Das Zürcher Unterland wird zur Bühne
Das Zürcher Unterland wird zur Bühne
Der Frühling klopft an und er bringt nicht nur die Blumen, sondern auch zwei ganz besondere Theater-Highlights ins Zürcher Unterland. Warum also nicht mal wieder das Zuhause verlassen und den Abend in einem der beiden Theater in der Region verbringen? Ob es um die grosse Frage der Echtheit geht oder um die verrückten Spielarten der Liebe: Für alle ist etwas dabei.
Kaiserbühne: «Das Original»
Wann: vom 10. bis 26. April
Stell dir vor, du kaufst auf einem Trödlermarkt ein Bild. Es sieht toll aus, du hast ein gutes Gefühl, und plötzlich bist du überzeugt, dass das ein echtes Jackson-Pollock-Werk ist! Der Traum eines jeden Sammlers. Doch dann kommt der Kunstexperte Percy, schaut sich das Ding an, und seine Antwort ist ein kaltes Wasserbad: «Fälschung!»
Genau in dieser Zwickmühle spielt die Kaiserbühne ihr Frühlings-Highlight «Das Original». Was als scheinbar trockene Debatte über Kunst und Echtheit beginnt, entwickelt sich schnell zu einem heftigen, fast schon psychologischen Duell. Es geht nicht mehr um die Farbe auf der Leinwand, sondern darum, wem wir glauben. Maud ist sich sicher, Percy ist sich sicher aber wer von beiden hat wirklich die Wahrheit auf seiner Seite?

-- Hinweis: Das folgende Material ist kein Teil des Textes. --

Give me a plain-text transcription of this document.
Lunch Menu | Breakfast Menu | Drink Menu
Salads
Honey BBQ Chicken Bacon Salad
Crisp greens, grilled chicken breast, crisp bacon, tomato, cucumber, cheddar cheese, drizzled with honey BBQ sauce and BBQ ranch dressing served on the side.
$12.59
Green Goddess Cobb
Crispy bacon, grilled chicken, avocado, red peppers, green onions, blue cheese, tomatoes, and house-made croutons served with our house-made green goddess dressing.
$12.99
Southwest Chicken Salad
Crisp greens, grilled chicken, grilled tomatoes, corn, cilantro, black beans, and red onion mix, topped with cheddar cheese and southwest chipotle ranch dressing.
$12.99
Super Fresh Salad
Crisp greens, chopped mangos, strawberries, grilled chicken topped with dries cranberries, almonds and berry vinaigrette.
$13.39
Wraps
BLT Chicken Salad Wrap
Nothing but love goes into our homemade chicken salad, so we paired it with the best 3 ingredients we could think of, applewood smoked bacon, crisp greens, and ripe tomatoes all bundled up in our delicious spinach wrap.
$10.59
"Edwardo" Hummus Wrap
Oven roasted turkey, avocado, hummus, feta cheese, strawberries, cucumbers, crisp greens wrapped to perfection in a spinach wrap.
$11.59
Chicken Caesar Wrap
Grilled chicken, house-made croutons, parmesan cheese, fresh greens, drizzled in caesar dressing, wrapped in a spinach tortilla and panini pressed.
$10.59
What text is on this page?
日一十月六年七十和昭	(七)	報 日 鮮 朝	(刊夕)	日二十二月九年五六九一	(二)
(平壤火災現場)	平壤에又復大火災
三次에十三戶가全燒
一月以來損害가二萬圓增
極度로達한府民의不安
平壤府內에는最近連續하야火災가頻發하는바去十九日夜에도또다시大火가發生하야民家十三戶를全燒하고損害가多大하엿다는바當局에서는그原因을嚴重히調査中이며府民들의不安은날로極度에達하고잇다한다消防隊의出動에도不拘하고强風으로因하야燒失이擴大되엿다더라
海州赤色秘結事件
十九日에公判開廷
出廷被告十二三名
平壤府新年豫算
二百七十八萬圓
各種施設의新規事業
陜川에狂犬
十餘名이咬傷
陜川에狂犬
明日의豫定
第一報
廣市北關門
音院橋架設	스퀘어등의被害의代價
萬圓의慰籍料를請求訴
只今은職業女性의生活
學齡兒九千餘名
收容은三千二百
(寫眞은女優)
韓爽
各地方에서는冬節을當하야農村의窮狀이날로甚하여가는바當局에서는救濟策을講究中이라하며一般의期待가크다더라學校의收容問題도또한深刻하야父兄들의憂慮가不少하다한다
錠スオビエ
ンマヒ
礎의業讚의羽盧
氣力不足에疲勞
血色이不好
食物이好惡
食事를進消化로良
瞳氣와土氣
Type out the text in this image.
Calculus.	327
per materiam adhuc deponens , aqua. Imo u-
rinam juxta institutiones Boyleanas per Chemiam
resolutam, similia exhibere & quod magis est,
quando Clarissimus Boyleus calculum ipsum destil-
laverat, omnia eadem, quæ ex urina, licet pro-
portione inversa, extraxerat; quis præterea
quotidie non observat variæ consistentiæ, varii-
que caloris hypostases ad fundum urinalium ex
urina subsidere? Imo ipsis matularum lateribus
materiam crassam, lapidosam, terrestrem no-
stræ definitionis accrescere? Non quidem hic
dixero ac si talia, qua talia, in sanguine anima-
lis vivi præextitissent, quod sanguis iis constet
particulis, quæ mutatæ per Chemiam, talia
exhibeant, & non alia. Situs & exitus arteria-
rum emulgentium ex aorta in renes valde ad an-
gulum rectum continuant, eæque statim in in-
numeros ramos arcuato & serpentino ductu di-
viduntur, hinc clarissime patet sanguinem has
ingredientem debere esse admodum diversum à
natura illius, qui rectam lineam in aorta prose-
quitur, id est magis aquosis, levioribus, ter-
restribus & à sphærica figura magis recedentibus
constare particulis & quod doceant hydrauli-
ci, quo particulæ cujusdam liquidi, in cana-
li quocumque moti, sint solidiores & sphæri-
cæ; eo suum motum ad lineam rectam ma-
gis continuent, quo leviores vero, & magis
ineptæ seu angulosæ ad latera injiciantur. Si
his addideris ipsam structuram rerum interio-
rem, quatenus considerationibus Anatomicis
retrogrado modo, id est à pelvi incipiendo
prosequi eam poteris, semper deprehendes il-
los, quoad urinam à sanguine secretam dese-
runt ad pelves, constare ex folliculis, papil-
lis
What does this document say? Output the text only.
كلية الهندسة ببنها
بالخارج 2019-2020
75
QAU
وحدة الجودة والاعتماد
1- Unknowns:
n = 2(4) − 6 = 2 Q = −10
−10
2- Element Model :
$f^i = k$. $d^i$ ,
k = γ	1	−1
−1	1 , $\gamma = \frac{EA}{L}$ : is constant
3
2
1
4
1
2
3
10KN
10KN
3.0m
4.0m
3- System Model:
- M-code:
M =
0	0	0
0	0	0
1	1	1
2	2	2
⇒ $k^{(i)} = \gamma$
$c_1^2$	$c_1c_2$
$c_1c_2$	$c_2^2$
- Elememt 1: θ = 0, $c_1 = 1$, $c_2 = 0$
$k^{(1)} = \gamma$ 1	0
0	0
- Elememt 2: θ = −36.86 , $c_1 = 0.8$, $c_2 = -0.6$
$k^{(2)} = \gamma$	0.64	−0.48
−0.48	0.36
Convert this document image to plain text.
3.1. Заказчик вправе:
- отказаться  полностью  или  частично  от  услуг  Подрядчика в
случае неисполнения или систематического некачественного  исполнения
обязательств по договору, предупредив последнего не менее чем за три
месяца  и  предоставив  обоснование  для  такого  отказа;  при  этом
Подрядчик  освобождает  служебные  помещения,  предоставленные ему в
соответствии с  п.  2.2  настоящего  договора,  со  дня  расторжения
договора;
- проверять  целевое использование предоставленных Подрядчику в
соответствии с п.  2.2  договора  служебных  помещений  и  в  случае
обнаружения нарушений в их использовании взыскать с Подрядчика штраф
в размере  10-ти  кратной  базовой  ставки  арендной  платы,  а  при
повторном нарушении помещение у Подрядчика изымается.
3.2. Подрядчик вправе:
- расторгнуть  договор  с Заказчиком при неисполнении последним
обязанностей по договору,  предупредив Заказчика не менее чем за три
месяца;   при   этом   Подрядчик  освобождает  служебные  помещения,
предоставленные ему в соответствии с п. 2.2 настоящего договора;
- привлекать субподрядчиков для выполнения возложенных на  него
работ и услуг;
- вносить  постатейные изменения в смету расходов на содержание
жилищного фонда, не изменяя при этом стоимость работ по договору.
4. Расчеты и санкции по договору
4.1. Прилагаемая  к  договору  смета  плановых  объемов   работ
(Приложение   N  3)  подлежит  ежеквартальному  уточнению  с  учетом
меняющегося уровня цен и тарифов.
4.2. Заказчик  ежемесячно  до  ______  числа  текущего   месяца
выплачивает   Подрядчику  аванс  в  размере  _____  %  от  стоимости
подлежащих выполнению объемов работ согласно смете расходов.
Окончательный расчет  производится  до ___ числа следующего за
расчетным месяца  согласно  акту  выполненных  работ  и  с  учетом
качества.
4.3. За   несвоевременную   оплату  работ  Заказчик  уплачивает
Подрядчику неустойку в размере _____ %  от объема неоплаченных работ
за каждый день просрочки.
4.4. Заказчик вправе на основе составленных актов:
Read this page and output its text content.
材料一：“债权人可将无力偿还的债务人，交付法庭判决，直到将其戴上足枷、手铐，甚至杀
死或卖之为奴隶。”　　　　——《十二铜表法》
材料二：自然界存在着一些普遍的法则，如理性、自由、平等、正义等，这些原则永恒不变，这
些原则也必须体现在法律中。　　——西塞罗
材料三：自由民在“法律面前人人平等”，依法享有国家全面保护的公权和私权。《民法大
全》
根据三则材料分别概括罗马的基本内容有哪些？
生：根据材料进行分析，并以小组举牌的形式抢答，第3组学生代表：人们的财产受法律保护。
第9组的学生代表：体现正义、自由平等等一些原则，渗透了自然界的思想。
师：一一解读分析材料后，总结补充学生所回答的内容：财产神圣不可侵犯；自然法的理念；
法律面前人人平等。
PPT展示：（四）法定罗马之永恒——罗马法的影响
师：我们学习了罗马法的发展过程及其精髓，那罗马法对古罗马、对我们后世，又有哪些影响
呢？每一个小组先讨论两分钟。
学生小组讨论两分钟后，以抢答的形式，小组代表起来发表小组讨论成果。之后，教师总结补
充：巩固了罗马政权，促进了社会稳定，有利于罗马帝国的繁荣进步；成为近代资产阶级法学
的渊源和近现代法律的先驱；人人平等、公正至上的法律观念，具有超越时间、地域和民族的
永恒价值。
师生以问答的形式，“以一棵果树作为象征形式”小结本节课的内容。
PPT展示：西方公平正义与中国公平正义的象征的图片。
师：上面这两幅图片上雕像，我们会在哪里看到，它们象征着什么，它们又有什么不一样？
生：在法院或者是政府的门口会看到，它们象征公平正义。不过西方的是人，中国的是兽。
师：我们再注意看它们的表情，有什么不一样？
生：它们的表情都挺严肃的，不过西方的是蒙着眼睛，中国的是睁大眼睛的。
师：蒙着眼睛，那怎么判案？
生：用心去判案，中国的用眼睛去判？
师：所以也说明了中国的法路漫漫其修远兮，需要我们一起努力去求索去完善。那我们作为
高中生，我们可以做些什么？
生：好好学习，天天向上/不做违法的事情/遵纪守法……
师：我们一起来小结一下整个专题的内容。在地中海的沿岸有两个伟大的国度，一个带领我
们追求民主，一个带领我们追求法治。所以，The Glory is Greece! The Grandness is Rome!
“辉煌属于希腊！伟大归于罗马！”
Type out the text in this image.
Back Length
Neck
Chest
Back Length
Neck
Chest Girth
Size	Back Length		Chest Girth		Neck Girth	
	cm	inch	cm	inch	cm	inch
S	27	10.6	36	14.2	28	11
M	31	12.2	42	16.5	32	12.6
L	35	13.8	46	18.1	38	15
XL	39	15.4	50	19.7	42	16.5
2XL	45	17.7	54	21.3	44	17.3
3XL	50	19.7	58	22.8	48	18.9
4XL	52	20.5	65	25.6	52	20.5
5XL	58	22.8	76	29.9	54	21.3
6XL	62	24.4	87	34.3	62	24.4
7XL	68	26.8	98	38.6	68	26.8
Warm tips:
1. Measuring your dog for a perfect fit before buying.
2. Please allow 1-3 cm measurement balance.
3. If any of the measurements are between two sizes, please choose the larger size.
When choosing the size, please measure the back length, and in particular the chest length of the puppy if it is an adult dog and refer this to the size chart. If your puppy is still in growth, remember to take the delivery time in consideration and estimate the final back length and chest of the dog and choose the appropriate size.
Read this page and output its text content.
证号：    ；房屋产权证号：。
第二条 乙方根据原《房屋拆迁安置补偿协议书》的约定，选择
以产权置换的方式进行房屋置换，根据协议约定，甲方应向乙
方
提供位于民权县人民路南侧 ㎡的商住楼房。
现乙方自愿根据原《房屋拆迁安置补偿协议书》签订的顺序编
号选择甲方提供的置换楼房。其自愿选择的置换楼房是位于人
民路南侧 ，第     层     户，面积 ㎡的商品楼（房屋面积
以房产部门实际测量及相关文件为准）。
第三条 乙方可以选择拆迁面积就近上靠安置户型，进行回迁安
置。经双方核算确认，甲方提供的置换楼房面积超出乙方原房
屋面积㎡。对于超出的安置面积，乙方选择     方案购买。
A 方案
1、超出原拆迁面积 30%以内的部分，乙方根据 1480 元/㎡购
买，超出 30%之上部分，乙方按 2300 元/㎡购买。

Dieses Stück ist eine scharfe Analyse unserer Zeit, in der «Fake News» und gefälschte Identitäten an der Tagesordnung sind. Es zwingt dich zum Nachdenken: Glaubst du deinen Augen oder den Experten? Und vor allem was ist «echt» in einer Welt, in der alles so inszeniert sein kann?
Kammerspiele Seeb: „2:22 – Eine Geistergeschichte»
Wann: Premiere war am 21. Februar 2026 und läuft sicher bis in den Mai 2026
Vier Menschen. Eine Nacht. Ein unheimliches Geheimnis.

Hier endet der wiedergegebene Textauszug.